Mounted combat plays an active role during siege advances. Kliff can ride through enemy lines, firing explosive arrows at fortifications and cutting down soldiers from horseback. The bear mount attacks enemies simultaneously -- Kliff swings his sword while the bear mauls targets in front of it.
The mech is another option for siege-scale encounters. Mechs have ranged weapons for engaging fortified positions from a distance, though mech availability depends on story progression.
Not every fortress needs a direct assault. The companion dispatch system lets players send teams of 4-6 Freesword companions on fortress-related missions that run in the background.
Dispatch missions list requirements for personnel, duration (hours to multiple in-game days), and resource costs in silver, wood, clay, or other materials. A conversion bonus percentage shows how well the selected team matches the mission.
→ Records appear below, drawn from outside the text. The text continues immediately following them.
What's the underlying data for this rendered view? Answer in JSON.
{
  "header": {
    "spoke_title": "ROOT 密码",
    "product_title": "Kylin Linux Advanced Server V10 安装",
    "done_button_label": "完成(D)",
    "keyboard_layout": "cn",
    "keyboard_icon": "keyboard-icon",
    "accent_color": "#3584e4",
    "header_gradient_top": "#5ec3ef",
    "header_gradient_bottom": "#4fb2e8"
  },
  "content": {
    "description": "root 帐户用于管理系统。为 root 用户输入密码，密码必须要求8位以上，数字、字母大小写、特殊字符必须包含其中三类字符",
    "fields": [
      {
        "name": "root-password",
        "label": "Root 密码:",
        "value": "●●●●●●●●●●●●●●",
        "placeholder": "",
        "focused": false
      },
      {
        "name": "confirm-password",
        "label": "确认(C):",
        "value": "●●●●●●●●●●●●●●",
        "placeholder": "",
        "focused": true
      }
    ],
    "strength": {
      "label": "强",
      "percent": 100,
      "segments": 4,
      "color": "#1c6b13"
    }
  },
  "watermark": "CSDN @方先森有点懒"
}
Sending companions to besiege a fortress before arriving weakens remaining defenses, creating a choice: invest time into softening targets, or assault them head-on at full difficulty.
Territory Liberation
Siege battles are tied to the faction system. After clearing all enemies and defeating the boss in charge of an area, the territory is officially liberated:
Displaced residents return to the area and begin rebuilding
Kliff arrives in Calphade searching for his companion Oongka, so the faction quest is woven into the personal story of reuniting the Greymanes. One preview described the sequence as having "palace intrigue" similar to Game of Thrones. The broader backdrop is the King of Demeniss being missing, creating a power vacuum across Pywel that enables these regional conflicts.